Margaret Nolan feiert ihren Durchbruch neben den The Beatles und Sean Connery

Margaret Nolan wurde am 29. Oktober 1943 in Somerset, England, geboren und wuchs in London auf. Sie arbeitete zunächst als Model, bevor sie in Fernsehshows und Theaterproduktionen mitwirkte. Einem breiteren Publikum wurde Nolan dann durch Filme wie „Yeah! Yeah! Yeah!” von 1964 an der Seite der The Beatles bekannt. Durch ihre Rolle im Bond-Streifen “Goldfinger” (1964), in dem sie die Masseurin Dink mimte, schaffte sie ihren internationalen Durchbruch. 1965 war die Britin im “Playboy” zu sehen - es handelte sich dabei um eine Sonderausgabe mit “James Bond”-Girls. 1967 bis 1972 war die Margaret Nolan mit ihrem britischen Schauspielkollegen Tom Kempinski verheiratet.

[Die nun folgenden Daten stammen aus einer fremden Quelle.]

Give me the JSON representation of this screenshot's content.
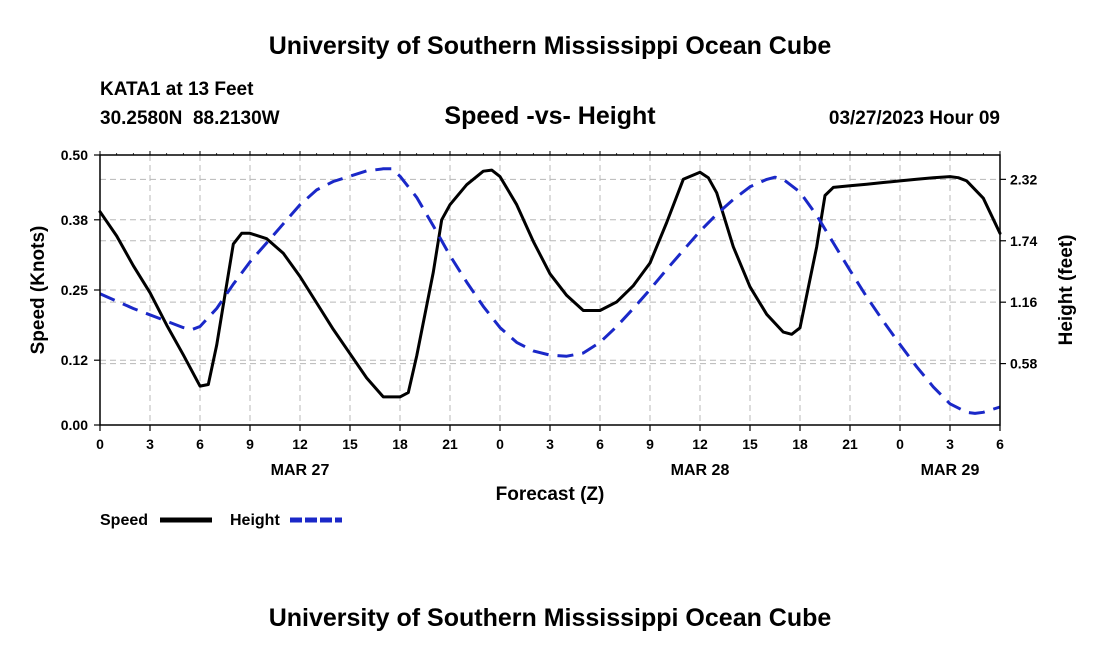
{
  "page": {
    "title": "University of Southern Mississippi Ocean Cube",
    "footer_title": "University of Southern Mississippi Ocean Cube"
  },
  "chart_data": {
    "type": "line",
    "title": "Speed -vs- Height",
    "station": "KATA1 at 13 Feet",
    "location": "30.2580N  88.2130W",
    "timestamp": "03/27/2023 Hour 09",
    "xlabel": "Forecast (Z)",
    "ylabel": "Speed (Knots)",
    "y2label": "Height (feet)",
    "x_range": [
      0,
      54
    ],
    "x_ticks": [
      0,
      3,
      6,
      9,
      12,
      15,
      18,
      21,
      24,
      27,
      30,
      33,
      36,
      39,
      42,
      45,
      48,
      51,
      54
    ],
    "x_tick_labels": [
      "0",
      "3",
      "6",
      "9",
      "12",
      "15",
      "18",
      "21",
      "0",
      "3",
      "6",
      "9",
      "12",
      "15",
      "18",
      "21",
      "0",
      "3",
      "6"
    ],
    "date_labels": [
      {
        "hour": 12,
        "label": "MAR 27"
      },
      {
        "hour": 36,
        "label": "MAR 28"
      },
      {
        "hour": 51,
        "label": "MAR 29"
      }
    ],
    "y_range": [
      0,
      0.5
    ],
    "y_ticks": [
      0,
      0.12,
      0.25,
      0.38,
      0.5
    ],
    "y_tick_labels": [
      "0.00",
      "0.12",
      "0.25",
      "0.38",
      "0.50"
    ],
    "y2_range": [
      0,
      2.55
    ],
    "y2_ticks": [
      0.58,
      1.16,
      1.74,
      2.32
    ],
    "y2_tick_labels": [
      "0.58",
      "1.16",
      "1.74",
      "2.32"
    ],
    "grid": true,
    "series": [
      {
        "name": "Speed",
        "axis": "left",
        "color": "#000000",
        "dash": "solid",
        "x": [
          0,
          1,
          2,
          3,
          4,
          5,
          6,
          6.5,
          7,
          8,
          8.5,
          9,
          10,
          11,
          12,
          13,
          14,
          15,
          16,
          17,
          18,
          18.5,
          19,
          20,
          20.5,
          21,
          22,
          23,
          23.5,
          24,
          25,
          26,
          27,
          28,
          29,
          30,
          31,
          32,
          33,
          34,
          35,
          36,
          36.5,
          37,
          38,
          39,
          40,
          41,
          41.5,
          42,
          43,
          43.5,
          44,
          45,
          46,
          47,
          48,
          49,
          50,
          51,
          51.5,
          52,
          53,
          54
        ],
        "y": [
          0.395,
          0.35,
          0.295,
          0.245,
          0.185,
          0.13,
          0.072,
          0.075,
          0.148,
          0.335,
          0.355,
          0.355,
          0.345,
          0.318,
          0.275,
          0.226,
          0.177,
          0.132,
          0.087,
          0.052,
          0.052,
          0.06,
          0.128,
          0.283,
          0.38,
          0.408,
          0.445,
          0.47,
          0.472,
          0.46,
          0.408,
          0.34,
          0.28,
          0.24,
          0.212,
          0.212,
          0.228,
          0.258,
          0.3,
          0.375,
          0.455,
          0.468,
          0.458,
          0.43,
          0.33,
          0.256,
          0.205,
          0.172,
          0.168,
          0.18,
          0.33,
          0.425,
          0.44,
          0.443,
          0.446,
          0.449,
          0.452,
          0.455,
          0.458,
          0.46,
          0.458,
          0.452,
          0.42,
          0.355
        ]
      },
      {
        "name": "Height",
        "axis": "right",
        "color": "#1a28c8",
        "dash": "dashed",
        "x": [
          0,
          2,
          4,
          5,
          5.5,
          6,
          7,
          8,
          9,
          10,
          11,
          12,
          13,
          14,
          15,
          16,
          17,
          17.5,
          18,
          19,
          20,
          21,
          22,
          23,
          24,
          25,
          26,
          27,
          28,
          29,
          30,
          31,
          32,
          33,
          34,
          35,
          36,
          37,
          38,
          39,
          40,
          40.5,
          41,
          42,
          43,
          44,
          45,
          46,
          47,
          48,
          49,
          50,
          51,
          52,
          52.5,
          53,
          54
        ],
        "y": [
          1.24,
          1.1,
          0.98,
          0.92,
          0.9,
          0.93,
          1.1,
          1.33,
          1.54,
          1.72,
          1.9,
          2.08,
          2.22,
          2.3,
          2.35,
          2.4,
          2.42,
          2.42,
          2.35,
          2.15,
          1.88,
          1.6,
          1.35,
          1.12,
          0.92,
          0.78,
          0.7,
          0.66,
          0.65,
          0.68,
          0.78,
          0.93,
          1.1,
          1.28,
          1.47,
          1.65,
          1.83,
          1.99,
          2.13,
          2.25,
          2.32,
          2.34,
          2.32,
          2.2,
          1.98,
          1.72,
          1.46,
          1.21,
          0.98,
          0.76,
          0.55,
          0.36,
          0.2,
          0.12,
          0.11,
          0.12,
          0.17
        ]
      }
    ],
    "legend": [
      {
        "label": "Speed",
        "color": "#000000",
        "dash": "solid"
      },
      {
        "label": "Height",
        "color": "#1a28c8",
        "dash": "dashed"
      }
    ],
    "legend_position": "bottom-left"
  }
}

Mitte der 80er Jahre zog sich Nolan weitestgehend aus der Schauspielerei zurück. Sie ist nach Spanien gezogen, um sich auf die Permakultur zu konzentrieren. Später arbeitete sie auch als Künstlerin und wandte sich der Erstellung von Fotomontagen zu, die in Galerien in ganz London ausgestellt wurden.